D'ici 2030, la France doit réduire ses émissions polluantes de 40 % et compte donc sur les énergies vertes pour ce faire – celles-ci, en vertu de la loi sur la transition énergétique adoptée en 2015, devront atteindre 32 % du mix énergétique. Problème, les technologies renouvelables ne sont pas encore au point – concernant notamment le stockage de l'énergie solaire –, tandis que certaines, comme l'hydroélectricité, ne sont pas loin d'avoir atteint leurs capacités maximales. Et contrairement aux renouvelables, l'atome n'est pas soumis aux aléas climatiques. Pourquoi, dès lors, ne pas s'en remettre à la flexibilité du nucléaire, qui permet de moduler la production électrique des centrales afin de l'adapter aux besoins spontanés, en cas de forte demande en électricité par exemple ?
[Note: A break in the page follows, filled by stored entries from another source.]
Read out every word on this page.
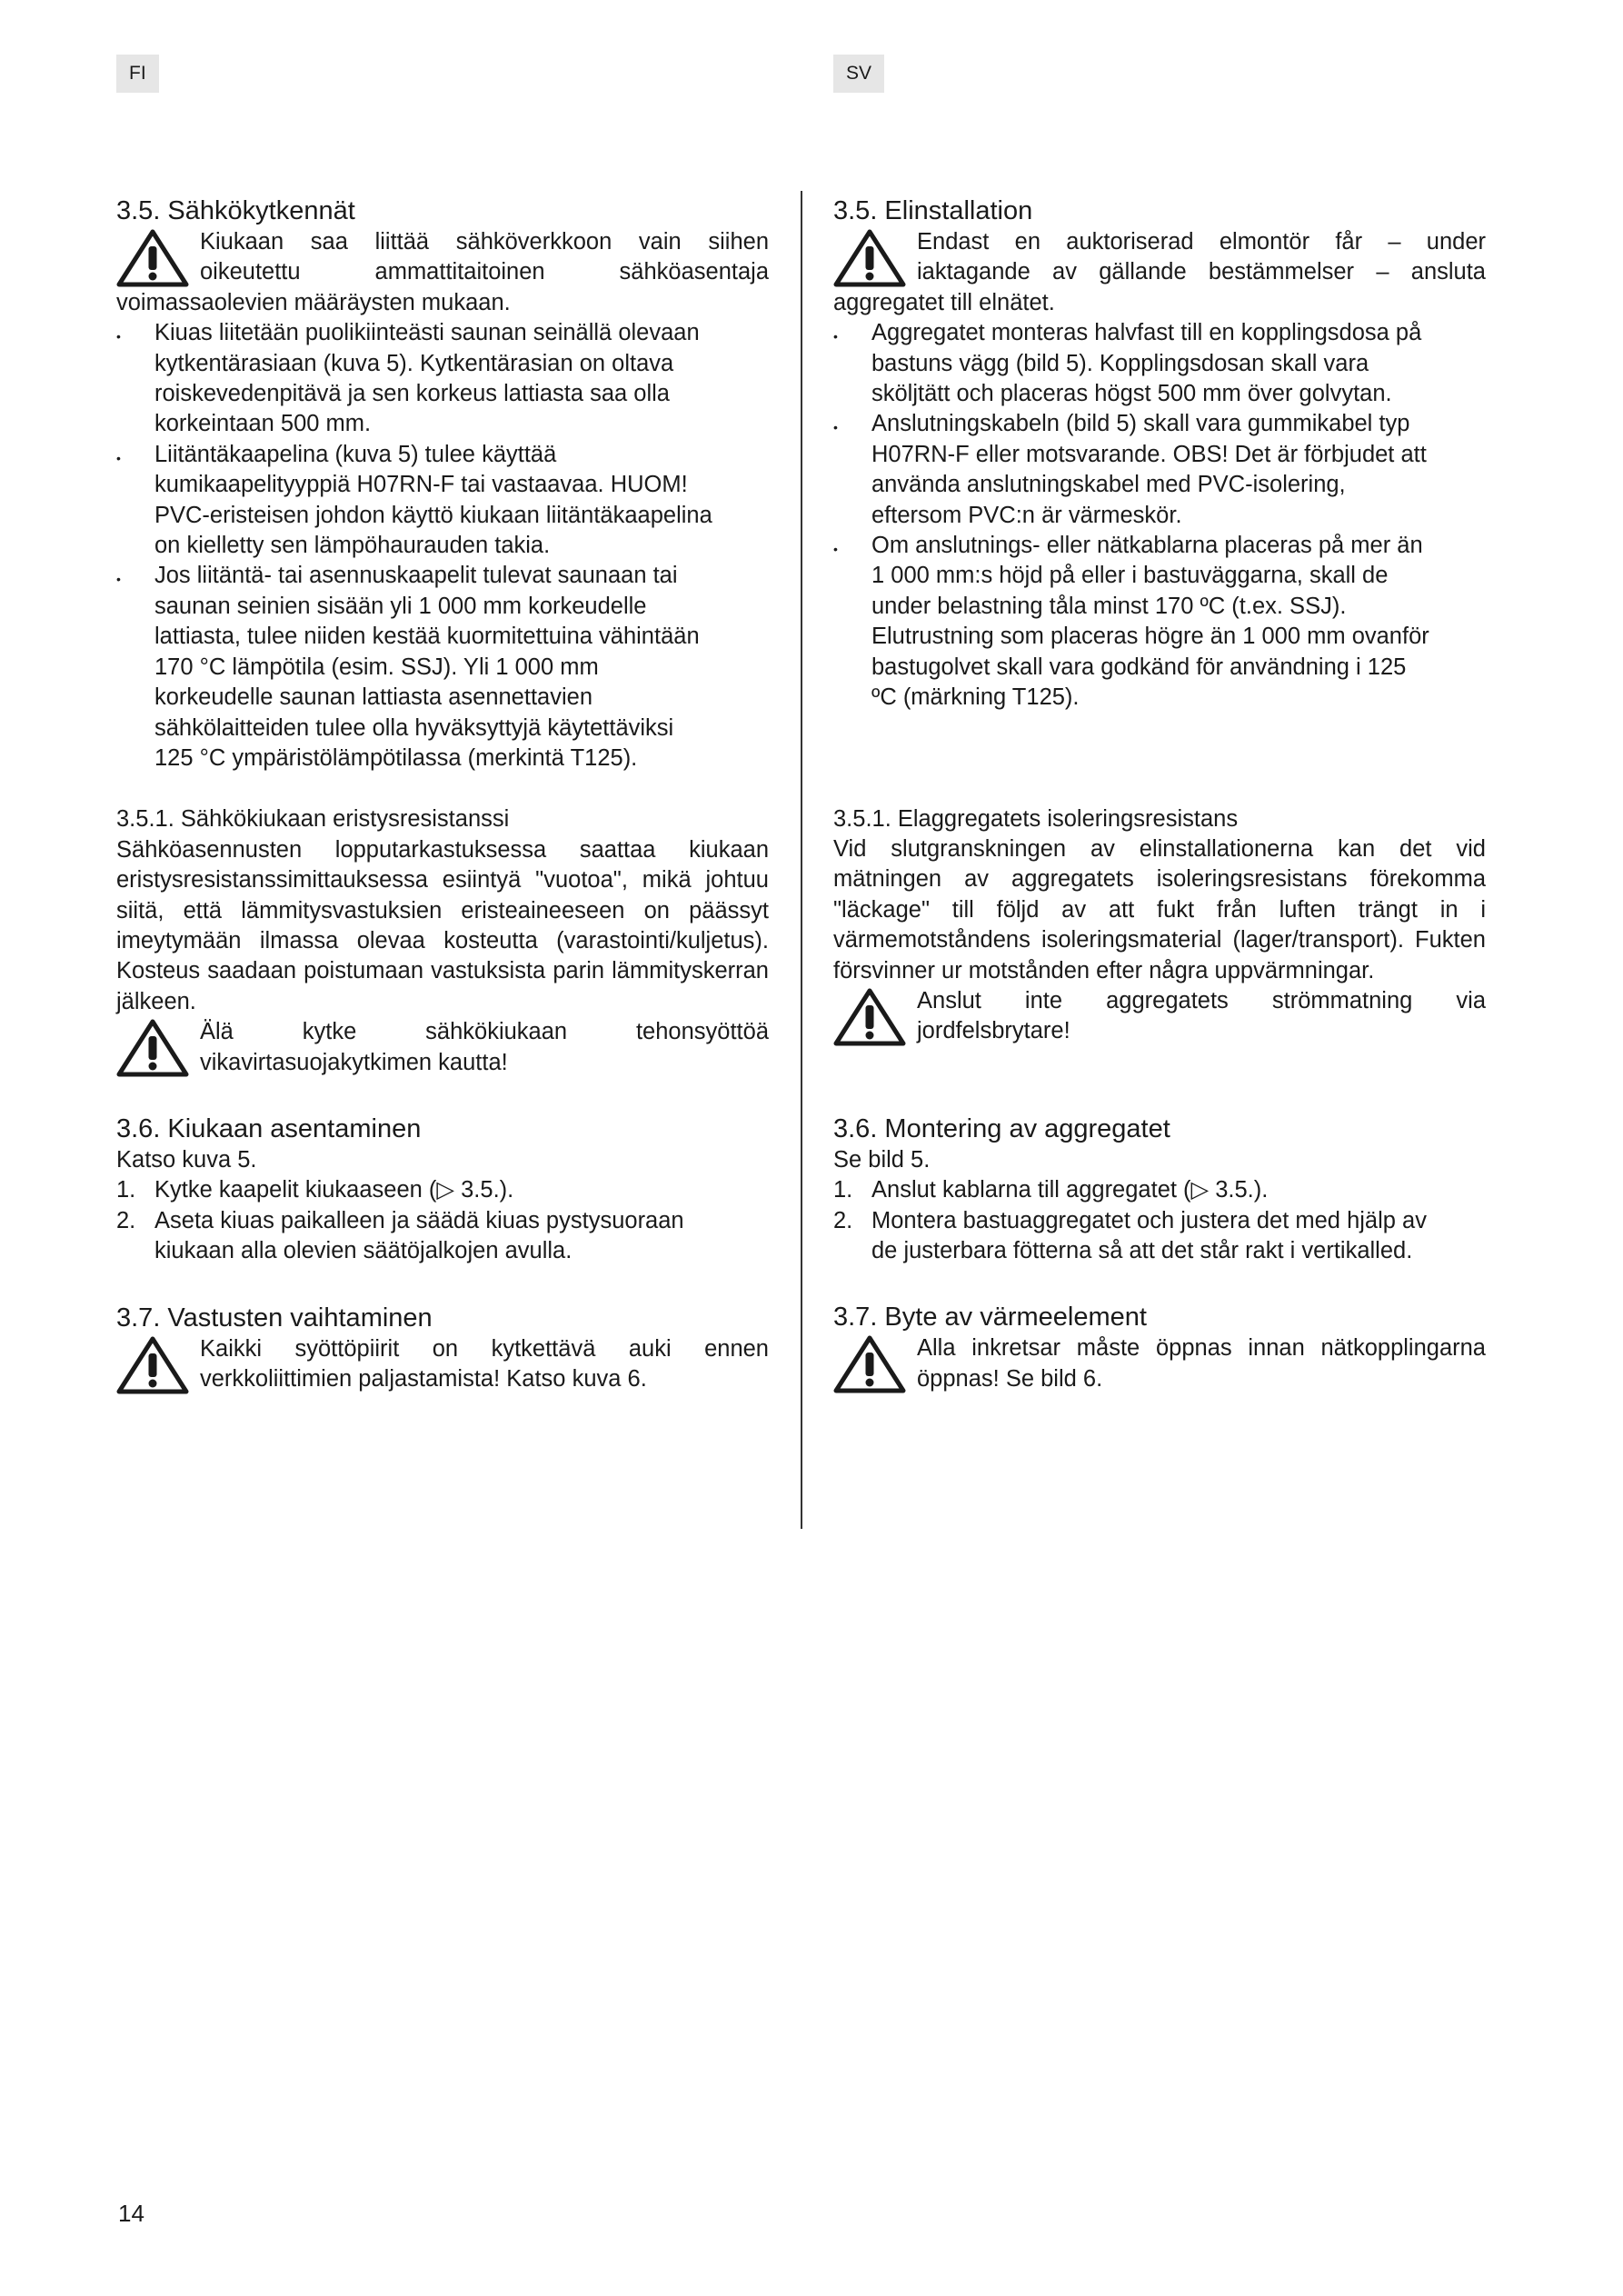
FI	SV
3.5. Sähkökytkennät

Kiukaan saa liittää sähköverkkoon vain siihen oikeutettu ammattitaitoinen sähköasentaja voimassaolevien määräysten mukaan.

• Kiuas liitetään puolikiinteästi saunan seinällä olevaan kytkentärasiaan (kuva 5). Kytkentärasian on oltava roiskevedenpitävä ja sen korkeus lattiasta saa olla korkeintaan 500 mm.
• Liitäntäkaapelina (kuva 5) tulee käyttää kumikaapelityyppiä H07RN-F tai vastaavaa. HUOM! PVC-eristeisen johdon käyttö kiukaan liitäntäkaapelina on kielletty sen lämpöhaurauden takia.
• Jos liitäntä- tai asennuskaapelit tulevat saunaan tai saunan seinien sisään yli 1 000 mm korkeudelle lattiasta, tulee niiden kestää kuormitettuina vähintään 170 °C lämpötila (esim. SSJ). Yli 1 000 mm korkeudelle saunan lattiasta asennettavien sähkölaitteiden tulee olla hyväksyttyjä käytettäviksi 125 °C ympäristölämpötilassa (merkintä T125).
3.5.1. Sähkökiukaan eristysresistanssi

Sähköasennusten lopputarkastuksessa saattaa kiukaan eristysresistanssimittauksessa esiintyä "vuotoa", mikä johtuu siitä, että lämmitysvastuksien eristeaineeseen on päässyt imeytymään ilmassa olevaa kosteutta (varastointi/kuljetus). Kosteus saadaan poistumaan vastuksista parin lämmityskerran jälkeen.

Älä kytke sähkökiukaan tehonsyöttöä vikavirtasuojakytkimen kautta!

3.6. Kiukaan asentaminen

Katso kuva 5.

1. Kytke kaapelit kiukaaseen (▷ 3.5.).
2. Aseta kiuas paikalleen ja säädä kiuas pystysuoraan kiukaan alla olevien säätöjalkojen avulla.
3.7. Vastusten vaihtaminen

Kaikki syöttöpiirit on kytkettävä auki ennen verkkoliittimien paljastamista! Katso kuva 6.

3.5. Elinstallation

Endast en auktoriserad elmontör får – under iaktagande av gällande bestämmelser – ansluta aggregatet till elnätet.

• Aggregatet monteras halvfast till en kopplingsdosa på bastuns vägg (bild 5). Kopplingsdosan skall vara sköljtätt och placeras högst 500 mm över golvytan.
• Anslutningskabeln (bild 5) skall vara gummikabel typ H07RN-F eller motsvarande. OBS! Det är förbjudet att använda anslutningskabel med PVC-isolering, eftersom PVC:n är värmeskör.
• Om anslutnings- eller nätkablarna placeras på mer än 1 000 mm:s höjd på eller i bastuväggarna, skall de under belastning tåla minst 170 ºC (t.ex. SSJ). Elutrustning som placeras högre än 1 000 mm ovanför bastugolvet skall vara godkänd för användning i 125 ºC (märkning T125).
3.5.1. Elaggregatets isoleringsresistans

Vid slutgranskningen av elinstallationerna kan det vid mätningen av aggregatets isoleringsresistans förekomma "läckage" till följd av att fukt från luften trängt in i värmemotståndens isoleringsmaterial (lager/transport). Fukten försvinner ur motstånden efter några uppvärmningar.

Anslut inte aggregatets strömmatning via jordfelsbrytare!

3.6. Montering av aggregatet

Se bild 5.

1. Anslut kablarna till aggregatet (▷ 3.5.).
2. Montera bastuaggregatet och justera det med hjälp av de justerbara fötterna så att det står rakt i vertikalled.
3.7. Byte av värmeelement

Alla inkretsar måste öppnas innan nätkopplingarna öppnas! Se bild 6.

14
Reconsidérer la diminution à marche forcée du nucléaire est d'autant plus légitime que celle-ci pourrait avoir un coût. En Belgique, fin 2018, l'arrêt de 6 réacteurs (sur 7) a effectivement entraîné des hausses du prix de l'électricité, répercutées, bien évidemment, sur le portefeuille des citoyens. De ce côté-ci des Ardennes, il n'est pas interdit de penser qu'un passage irraisonné aux énergies renouvelables – c'est-à-dire sans concertation sérieuse avec la filière nucléaire – puisse grever sérieusement le pouvoir d'achat des Français. Et remettre ainsi au goût du jour un ersatz de fiscalité écologique. Signe que le gouvernement n'aurait pas compris la substance profonde des révoltes citoyennes. Qui, en cas d'échec du grand débat, pourraient vouloir raviver à nouveau l'esprit de 1789.